I will re-run at a higher limit to see what happens.

Thank you,
Gordon

Offline GordonH

  • Newcomer
  • Posts: 27
Re: TVGDenoise Corrupts Image
« Reply #3 on: 2019 February 01 14:50:47 »
I was mistaken earlier - the project size 6.08 GB.

I did go back and do some experimenting. I increased the convergence value from .004 to 1.0 with the same result. I then applied a inverted luminance mask on the image, again with the same result.

I then rolled back the processes to before the first TVGDenoise and then reapplied all the steps. Then applied the TVGDenoise (@.004 level) and all worked as expected. It appears that multiple applications of TVGDenoise is the problem.

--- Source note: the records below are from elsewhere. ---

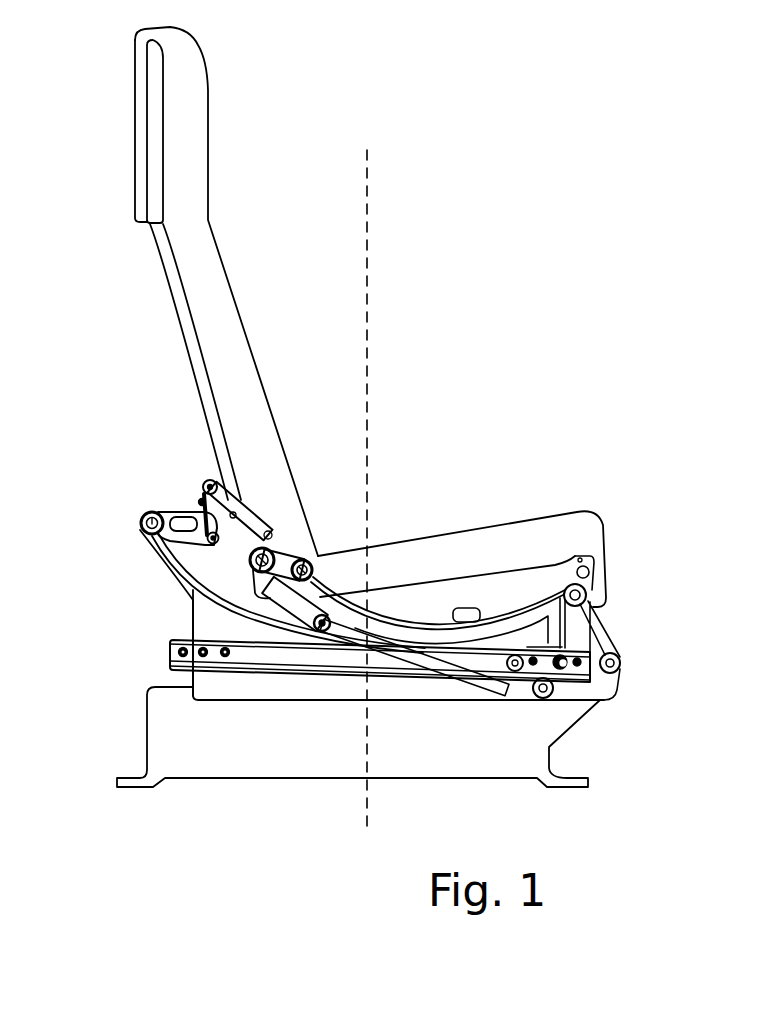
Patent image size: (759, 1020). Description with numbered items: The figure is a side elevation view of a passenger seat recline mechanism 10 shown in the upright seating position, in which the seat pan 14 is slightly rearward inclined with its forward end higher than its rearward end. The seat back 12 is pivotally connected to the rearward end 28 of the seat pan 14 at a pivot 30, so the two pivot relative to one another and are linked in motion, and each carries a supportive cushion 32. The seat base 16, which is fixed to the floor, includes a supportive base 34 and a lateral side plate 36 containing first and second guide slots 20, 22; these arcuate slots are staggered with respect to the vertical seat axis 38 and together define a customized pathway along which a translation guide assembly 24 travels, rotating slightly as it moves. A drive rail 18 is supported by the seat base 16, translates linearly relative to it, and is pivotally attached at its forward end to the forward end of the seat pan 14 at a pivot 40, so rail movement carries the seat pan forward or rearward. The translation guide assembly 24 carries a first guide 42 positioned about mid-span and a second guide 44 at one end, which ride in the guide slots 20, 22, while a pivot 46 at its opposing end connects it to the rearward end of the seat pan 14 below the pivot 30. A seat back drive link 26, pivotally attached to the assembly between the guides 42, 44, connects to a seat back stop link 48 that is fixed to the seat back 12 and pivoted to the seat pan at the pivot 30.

The seat recline mechanism 10 is at (626, 350).
The seat back 12 is at (212, 403).
The seat pan 14 is at (413, 598).
The seat base 16 is at (192, 627).
The drive rail 18 is at (253, 653).
The first guide slot 20 is at (558, 555).
The second guide slot 22 is at (145, 533).
The translation guide assembly 24 is at (167, 548).
The seat back drive link 26 is at (198, 508).
The rearward end 28 is at (349, 521).
The pivot 30 is at (316, 555).
The supportive cushion 32 is at (195, 118).
The supportive base 34 is at (163, 756).
The lateral side plate 36 is at (204, 690).
The vertical seat axis 38 is at (378, 188).
The pivot 40 is at (585, 608).
The first guide 42 is at (183, 572).
The second guide 44 is at (157, 511).
The pivot 46 is at (323, 631).
The seat back stop link 48 is at (233, 503).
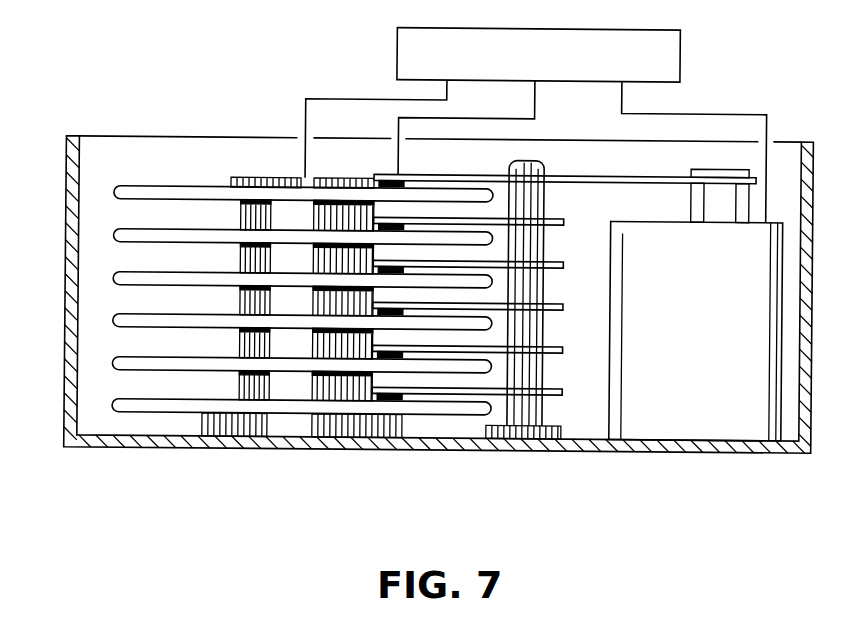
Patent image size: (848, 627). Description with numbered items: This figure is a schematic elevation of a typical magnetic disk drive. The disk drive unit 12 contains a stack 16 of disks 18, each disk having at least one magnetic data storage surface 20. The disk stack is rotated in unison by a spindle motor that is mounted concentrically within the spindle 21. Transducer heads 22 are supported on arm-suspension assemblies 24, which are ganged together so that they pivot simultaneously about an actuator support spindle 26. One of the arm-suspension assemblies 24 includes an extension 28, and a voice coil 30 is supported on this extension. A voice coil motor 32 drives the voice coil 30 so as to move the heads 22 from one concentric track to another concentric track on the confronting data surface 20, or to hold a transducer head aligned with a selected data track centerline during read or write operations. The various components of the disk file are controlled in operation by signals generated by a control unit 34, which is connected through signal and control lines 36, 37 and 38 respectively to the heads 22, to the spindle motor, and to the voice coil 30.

The disk drive unit 12 is at (259, 103).
The stack 16 is at (180, 171).
The disks 18 is at (113, 322).
The magnetic data storage surface 20 is at (131, 189).
The spindle 21 is at (300, 388).
The transducer heads 22 is at (383, 183).
The arm-suspension assemblies 24 is at (557, 219).
The actuator support spindle 26 is at (519, 414).
The extension 28 is at (606, 175).
The voice coil 30 is at (748, 203).
The voice coil motor 32 is at (690, 412).
The control unit 34 is at (679, 52).
The signal and control line 36 is at (509, 117).
The signal and control line 37 is at (350, 99).
The signal and control line 38 is at (668, 112).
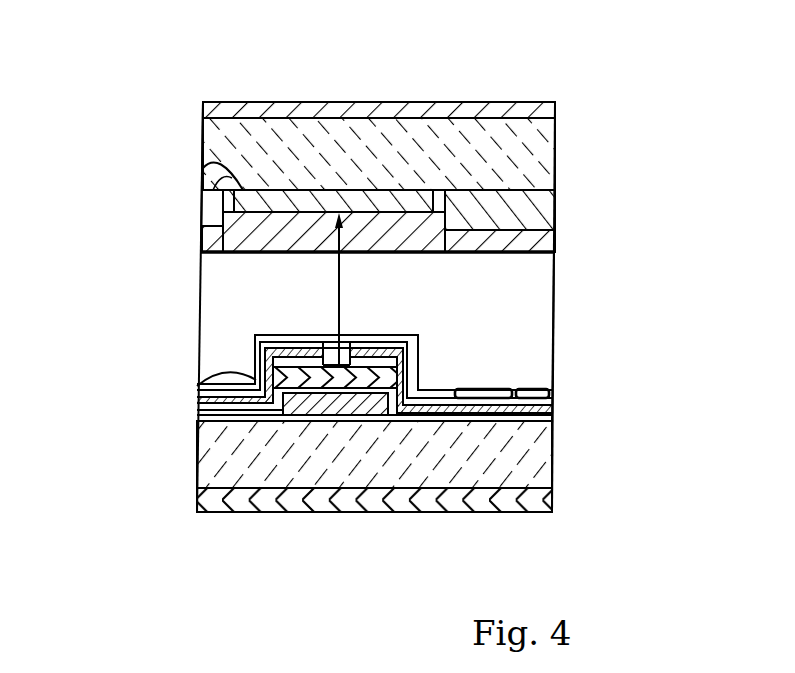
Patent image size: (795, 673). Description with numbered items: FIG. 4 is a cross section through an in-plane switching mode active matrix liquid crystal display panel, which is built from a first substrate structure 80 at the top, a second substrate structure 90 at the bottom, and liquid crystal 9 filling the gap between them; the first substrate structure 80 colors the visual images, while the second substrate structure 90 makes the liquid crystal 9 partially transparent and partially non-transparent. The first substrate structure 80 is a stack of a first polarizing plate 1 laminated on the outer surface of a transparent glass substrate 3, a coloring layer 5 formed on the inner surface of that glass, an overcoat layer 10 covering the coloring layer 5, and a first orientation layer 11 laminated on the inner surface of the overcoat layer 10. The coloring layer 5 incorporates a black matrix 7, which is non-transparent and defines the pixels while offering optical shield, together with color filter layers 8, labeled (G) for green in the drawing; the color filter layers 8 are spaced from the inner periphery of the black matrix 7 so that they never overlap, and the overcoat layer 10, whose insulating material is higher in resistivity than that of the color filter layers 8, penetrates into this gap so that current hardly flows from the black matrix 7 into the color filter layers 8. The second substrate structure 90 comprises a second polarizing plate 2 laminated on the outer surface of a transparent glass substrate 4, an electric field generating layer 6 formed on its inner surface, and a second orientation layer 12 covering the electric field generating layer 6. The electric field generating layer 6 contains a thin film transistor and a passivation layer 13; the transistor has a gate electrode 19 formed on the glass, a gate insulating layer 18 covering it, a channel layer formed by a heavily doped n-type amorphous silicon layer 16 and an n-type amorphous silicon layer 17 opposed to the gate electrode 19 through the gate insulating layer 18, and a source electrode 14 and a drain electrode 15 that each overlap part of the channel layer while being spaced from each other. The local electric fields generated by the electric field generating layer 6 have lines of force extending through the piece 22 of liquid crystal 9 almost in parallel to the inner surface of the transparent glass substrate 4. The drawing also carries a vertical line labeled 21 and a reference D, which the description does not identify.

The first polarizing plate 1 is at (530, 102).
The second polarizing plate 2 is at (552, 511).
The transparent glass substrate 3 is at (555, 163).
The transparent glass substrate 4 is at (553, 478).
The coloring layer 5 is at (588, 200).
The electric field generating layer 6 is at (628, 409).
The black matrix 7 is at (203, 168).
The color filter layers 8 is at (202, 215).
The liquid crystal 9 is at (556, 330).
The overcoat layer 10 is at (555, 248).
The first orientation layer 11 is at (555, 256).
The second orientation layer 12 is at (552, 376).
The passivation layer 13 is at (553, 407).
The source electrode 14 is at (553, 410).
The drain electrode 15 is at (253, 335).
The heavily doped n-type amorphous silicon layer 16 is at (264, 352).
The n-type amorphous silicon layer 17 is at (198, 386).
The gate insulating layer 18 is at (553, 422).
The gate electrode 19 is at (290, 418).
The light path 21 is at (338, 303).
The piece of liquid crystal 22 is at (489, 334).
The first substrate structure 80 is at (156, 93).
The second substrate structure 90 is at (130, 505).
The distance D is at (340, 252).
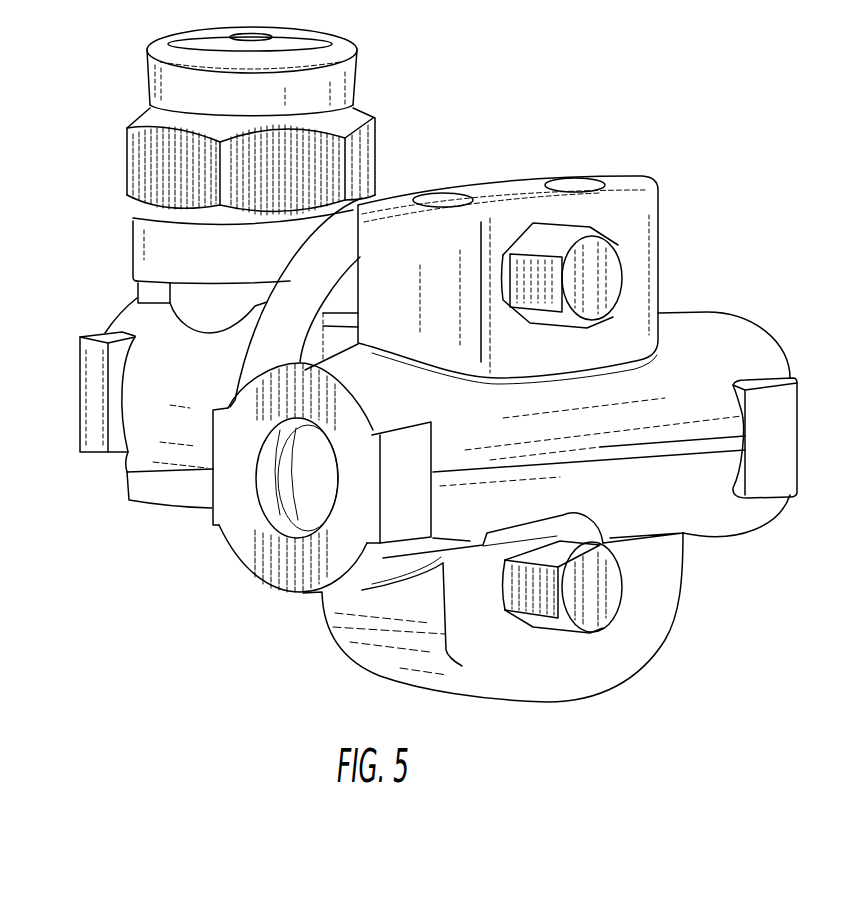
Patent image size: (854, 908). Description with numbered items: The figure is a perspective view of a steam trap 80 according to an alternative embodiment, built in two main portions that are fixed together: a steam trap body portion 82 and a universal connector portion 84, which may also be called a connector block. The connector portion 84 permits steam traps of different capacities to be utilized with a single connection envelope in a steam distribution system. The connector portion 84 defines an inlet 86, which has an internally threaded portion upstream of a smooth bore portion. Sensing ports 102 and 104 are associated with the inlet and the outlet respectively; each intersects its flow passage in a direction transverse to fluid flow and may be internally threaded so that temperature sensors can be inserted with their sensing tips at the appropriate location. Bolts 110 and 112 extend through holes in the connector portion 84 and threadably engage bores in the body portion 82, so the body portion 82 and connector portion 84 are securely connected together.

The steam trap 80 is at (539, 126).
The steam trap body portion 82 is at (144, 319).
The universal connector portion 84 is at (713, 342).
The inlet 86 is at (277, 514).
The sensing port 102 is at (444, 197).
The sensing port 104 is at (565, 182).
The bolt 110 is at (612, 272).
The bolt 112 is at (613, 615).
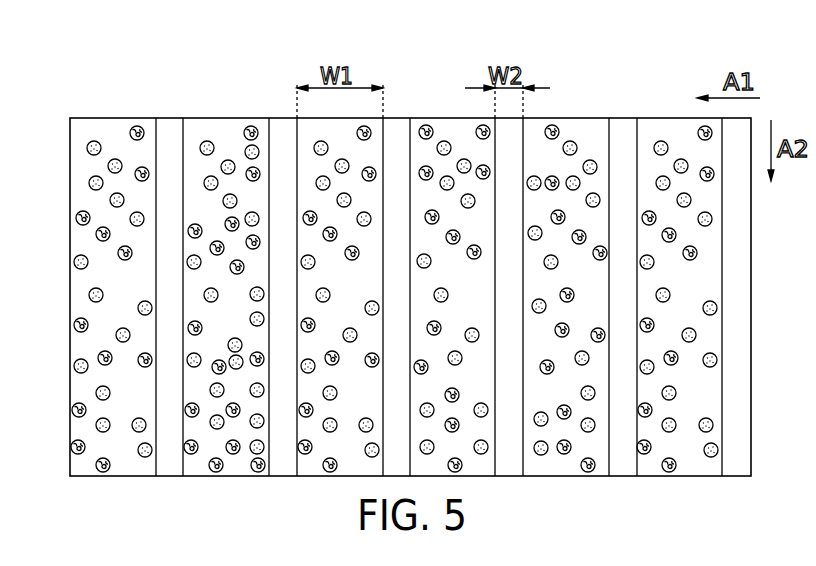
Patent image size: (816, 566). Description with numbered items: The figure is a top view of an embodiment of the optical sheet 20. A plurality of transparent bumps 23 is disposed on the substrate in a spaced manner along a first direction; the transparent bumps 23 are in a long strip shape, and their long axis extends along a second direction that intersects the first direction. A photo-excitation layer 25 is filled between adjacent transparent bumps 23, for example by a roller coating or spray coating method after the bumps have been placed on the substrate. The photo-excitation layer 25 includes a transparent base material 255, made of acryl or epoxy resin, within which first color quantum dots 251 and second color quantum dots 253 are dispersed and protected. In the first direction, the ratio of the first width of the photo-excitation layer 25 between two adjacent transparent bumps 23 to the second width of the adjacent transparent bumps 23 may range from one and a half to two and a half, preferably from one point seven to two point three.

The optical sheet 20 is at (53, 100).
The transparent bumps 23 is at (170, 142).
The photo-excitation layer 25 is at (227, 147).
The first color quantum dots 251 is at (665, 144).
The second color quantum dots 253 is at (560, 131).
The transparent base material 255 is at (645, 163).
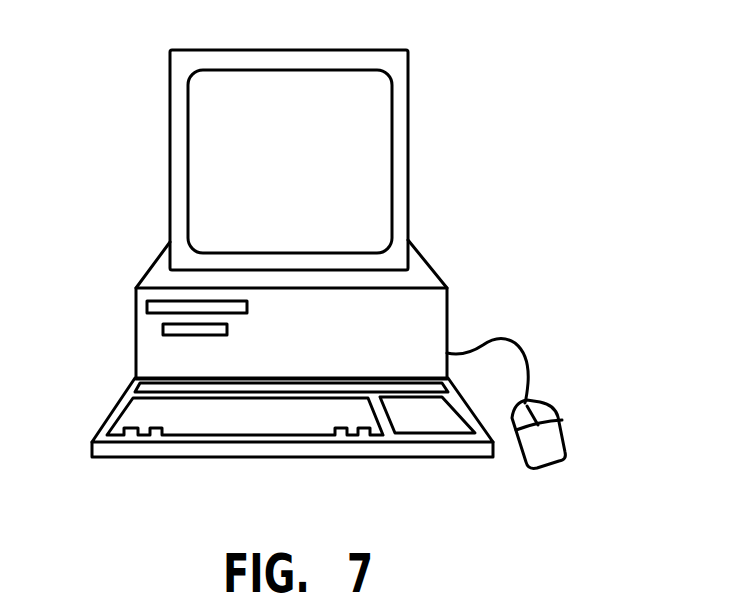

If you still want me to upload the project I will. Let me know the best way.

Gordon

Offline pfile

  • PTeam Member
  • PixInsight Jedi Grand Master
  • ********
  • Posts: 4729
Re: TVGDenoise Corrupts Image
« Reply #4 on: 2019 February 01 16:10:04 »
you can just use google drive or dropbox or whatever and post a link here

rob

Offline GordonH

  • Newcomer
  • Posts: 27
Re: TVGDenoise Corrupts Image
« Reply #5 on: 2019 February 02 07:40:32 »

Offline KBALLZZ

  • Newcomer
  • Posts: 5
Re: TVGDenoise Corrupts Image
« Reply #6 on: 2019 February 02 14:58:24 »
Something similar has happened to me before (using MMT) and the problem was that my computer was maxed out in RAM usage. I saved the working image and started a new project (thus using less RAM) and it performed quickly without error. This may not be your specific issue, but thought I'd share.

Offline GordonH

  • Newcomer
  • Posts: 27
Re: TVGDenoise Corrupts Image
« Reply #7 on: 2019 February 04 11:24:53 »
Thanks for the info on RAM useage. I took a look by opening the Windows Resource Monitor to track RAM useage while TVGDenoise was not running compared to running. (See the graph attached.) On my system TVGDenoise barely shows up on the graph. You can just see the uptick in usage about 4 segments from the left in the graph.  Increase in RAM was about 1 MB. (My system has 24 MB so I'm have some headroom.